Probably the most striking difference between the Tridentine and the present rite is the position of the priest, who, in the Tridentine ritual, faces the altar away from the people rather than toward the community. Nothing seems stranger to younger Catholics. Even an older Catholic friend remembers the priest as "turning his back to us." Certainly, I do not remember thinking of it that way at the time. That priest and people faced in the same direction signified to me that they were engaged in a common action, because people engaged in a common action focus their attention on that action, not on each other. In the case of the Mass the people assemble and, led by the priest (in persona Christi), approach the throne of God together.
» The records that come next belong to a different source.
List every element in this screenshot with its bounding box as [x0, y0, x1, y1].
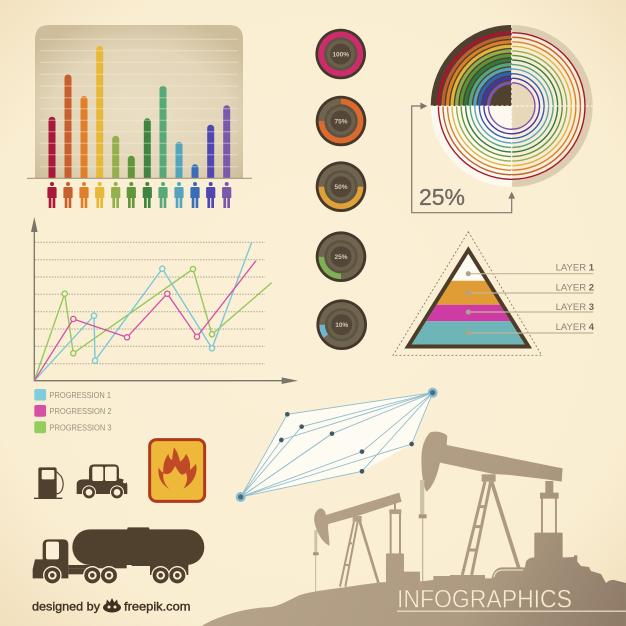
hill silhouette [202, 555, 626, 626]
legend [34, 389, 112, 433]
layer labels [556, 263, 595, 333]
footer credit [32, 598, 190, 614]
network diagram [236, 388, 438, 502]
icon: flammable sign [150, 440, 205, 501]
line: progression 3 [34, 266, 272, 381]
panel: pyramid [393, 232, 595, 355]
legend: PROGRESSION 1 [50, 390, 111, 400]
line: progression 1 [34, 242, 252, 381]
pie quadrants [512, 25, 593, 187]
donut: 25% [316, 231, 366, 282]
icon: car [77, 464, 127, 499]
ring lines [438, 33, 585, 179]
layer labels: LAYER 2 [556, 282, 594, 293]
legend: PROGRESSION 3 [50, 422, 112, 432]
donut: 75% [316, 96, 366, 146]
layer labels: LAYER 3 [556, 302, 594, 313]
legend: PROGRESSION 2 [50, 406, 112, 416]
axes [31, 217, 298, 384]
donut: 10% [316, 299, 367, 350]
bars [48, 46, 230, 178]
donut: 50% [316, 161, 366, 212]
layer pointers [466, 271, 593, 336]
people icons [47, 182, 231, 208]
layer labels: LAYER 1 [556, 263, 595, 274]
donut: 100%: 100% [332, 51, 349, 58]
panel: bar chart [27, 25, 252, 208]
donut: 10%: 10% [335, 322, 348, 329]
icon: tanker truck [33, 527, 204, 585]
line: progression 2 [34, 261, 256, 381]
icon: freepik logo [103, 598, 121, 612]
donut: 50%: 50% [334, 184, 348, 191]
layer labels: LAYER 4 [556, 322, 595, 333]
donut: 75%: 75% [334, 118, 348, 125]
dashed outline [393, 232, 542, 355]
icon: fuel pump [34, 467, 63, 498]
chart background [35, 25, 243, 178]
footer credit: freepik.com [124, 600, 190, 614]
large pumpjack [419, 432, 563, 582]
donut: 100% [315, 29, 366, 79]
donut: 25%: 25% [334, 254, 348, 261]
panel: line chart [31, 217, 298, 384]
oil pumps and landscape [202, 432, 626, 626]
small pumpjack [313, 493, 420, 592]
callout arrow [412, 104, 514, 213]
percentage label: 25% [419, 184, 465, 210]
pyramid layers [411, 250, 526, 346]
footer credit: designed by [32, 600, 100, 614]
panel: concentric pie chart [412, 25, 593, 213]
title: INFOGRAPHICS [397, 585, 572, 613]
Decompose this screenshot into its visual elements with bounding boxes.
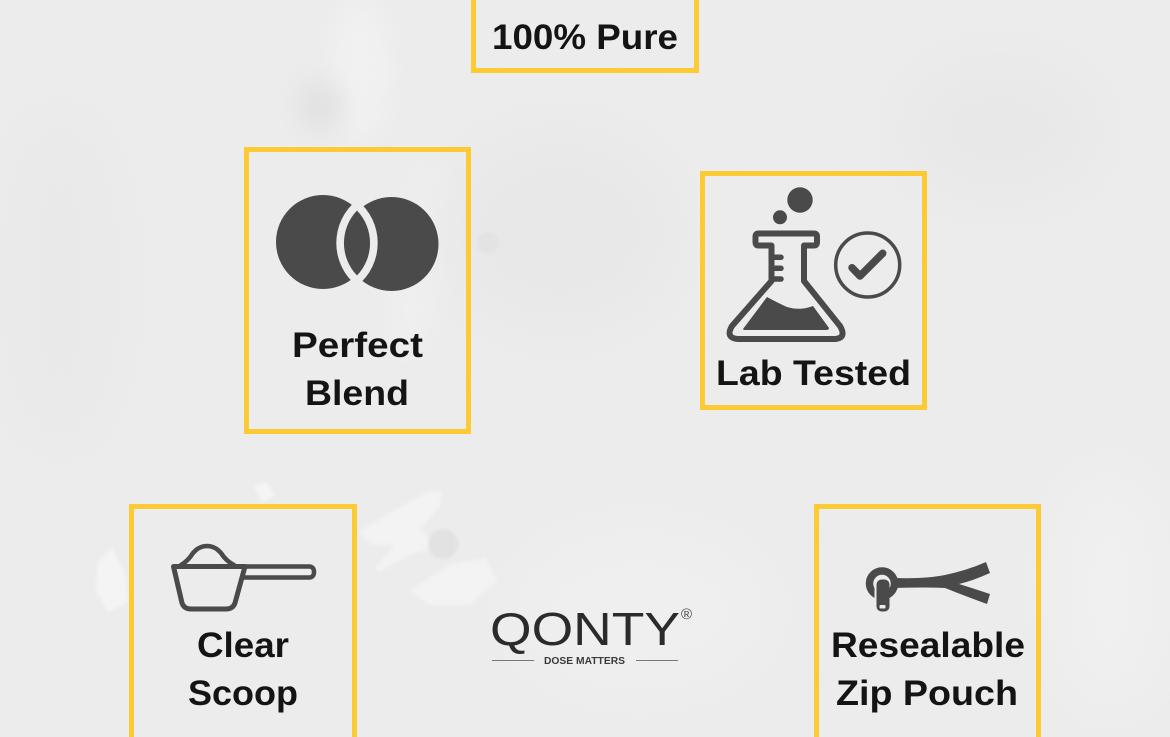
logo: Qonty: ® bbox=[681, 606, 692, 623]
icon: overlapping circles bbox=[276, 195, 438, 291]
icon: flask with check mark bbox=[730, 187, 900, 339]
logo: Qonty: QONTY bbox=[490, 603, 680, 655]
label: Perfect Blend bbox=[292, 326, 423, 413]
label: 100% Pure: 100% Pure bbox=[492, 18, 678, 57]
logo: Qonty: DOSE MATTERS bbox=[544, 655, 625, 667]
label: Clear Scoop: Scoop bbox=[188, 674, 298, 713]
logo: Qonty bbox=[490, 603, 692, 667]
panel: Clear Scoop bbox=[132, 506, 354, 737]
panel: 100% Pure bbox=[474, 0, 696, 70]
panel: Resealable Zip Pouch bbox=[816, 506, 1038, 737]
icon: zipper bbox=[870, 562, 990, 612]
label: Perfect Blend: Perfect bbox=[292, 326, 423, 365]
label: Resealable Zip Pouch bbox=[831, 626, 1025, 713]
icon: scoop bbox=[174, 546, 314, 609]
label: Perfect Blend: Blend bbox=[305, 374, 409, 413]
label: Resealable Zip Pouch: Zip Pouch bbox=[836, 674, 1018, 713]
paper background bbox=[98, 484, 456, 608]
panel: Perfect Blend bbox=[246, 150, 468, 432]
panel: Lab Tested bbox=[702, 174, 924, 408]
label: Resealable Zip Pouch: Resealable bbox=[831, 626, 1025, 665]
label: Lab Tested: Lab Tested bbox=[716, 354, 911, 393]
label: Clear Scoop: Clear bbox=[197, 626, 289, 665]
label: Clear Scoop bbox=[188, 626, 298, 713]
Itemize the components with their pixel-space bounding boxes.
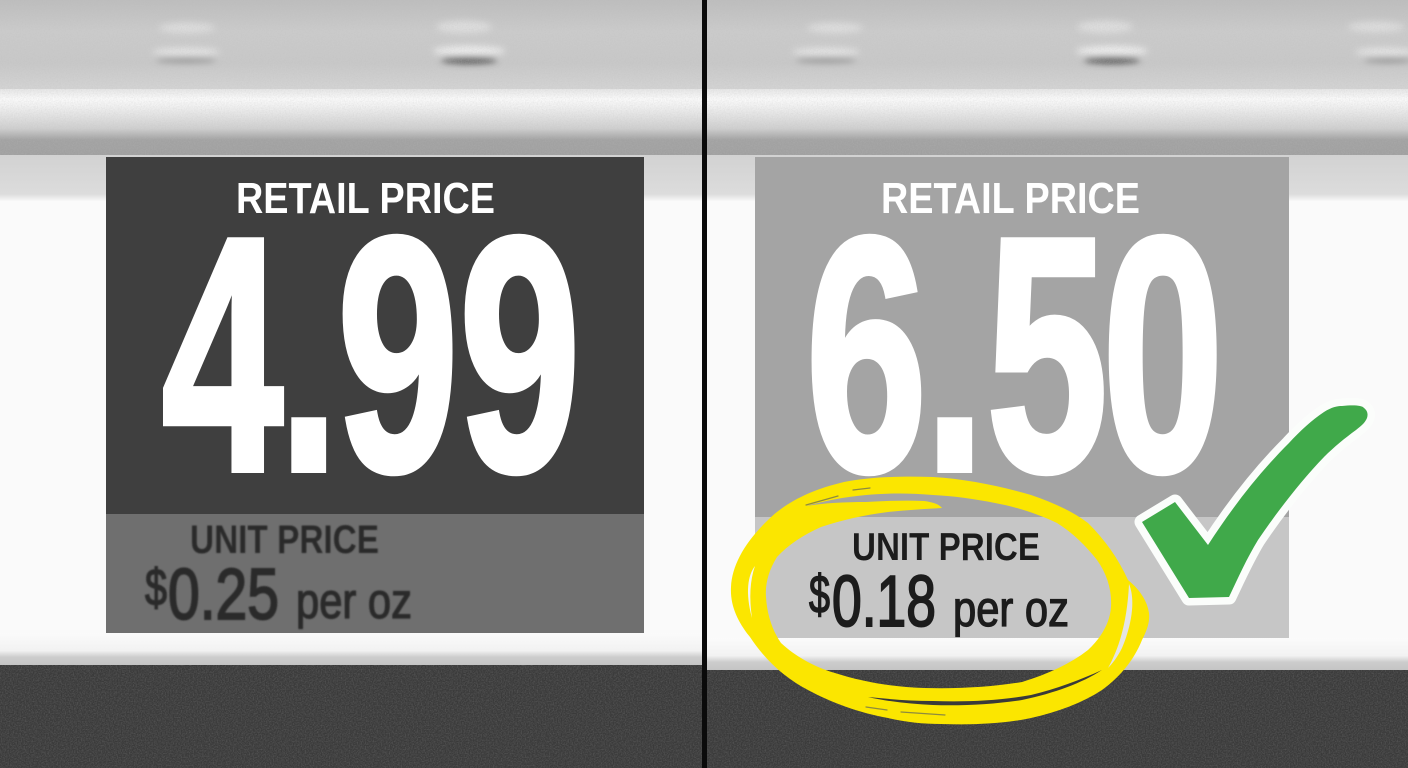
right unit price value — [809, 562, 1069, 642]
right price: 6.50: 6.50 — [806, 167, 1224, 541]
right shelf background — [707, 0, 1408, 768]
left unit price value — [145, 555, 412, 635]
left price: 4.99: 4.99 — [162, 167, 581, 541]
yellow circle: right sliver — [1108, 584, 1132, 668]
left tag upper section — [106, 157, 644, 515]
right unit price value: per oz — [953, 581, 1069, 637]
left unit price value: 0.25 — [168, 555, 279, 635]
right unit price value: 0.18 — [832, 562, 936, 642]
yellow circle: bottom gap — [868, 670, 1102, 705]
divider between panels — [702, 0, 707, 768]
right heading: retail price: RETAIL PRICE — [881, 174, 1140, 223]
left heading: retail price: RETAIL PRICE — [236, 174, 495, 223]
right tag unit price section — [755, 517, 1289, 638]
icon: green check mark — [1142, 405, 1368, 598]
right unit price value: $ — [809, 565, 830, 625]
panel: left price tag — [0, 0, 702, 768]
left unit price value: per oz — [296, 573, 412, 629]
yellow circle: left sliver — [748, 566, 755, 618]
left tag unit price section — [106, 514, 644, 633]
left unit price value: $ — [145, 559, 167, 617]
icon: yellow hand-drawn circle — [731, 477, 1149, 724]
right unit price label: UNIT PRICE — [852, 526, 1040, 569]
left unit price label: UNIT PRICE — [190, 518, 379, 562]
left shelf background — [0, 0, 702, 768]
panel: right price tag — [707, 0, 1408, 768]
yellow circle: top pen marks — [806, 488, 945, 715]
right tag upper section — [755, 157, 1289, 518]
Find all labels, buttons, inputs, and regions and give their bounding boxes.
I recall reading a poem in college by Charles Peguy in which God describes his vision of prayer. It reminded me of the Mass:
Just as the wake of a beautiful ship grows wider and wider until it disappears and loses itself, But begins with a point, which is the point of the ship itself. So the huge wake of sinners grows wider and wider until it disappears and loses itself, But it begins with a point, which is the point of the ship itself, and it is that point which comes toward me, Which is turned toward me.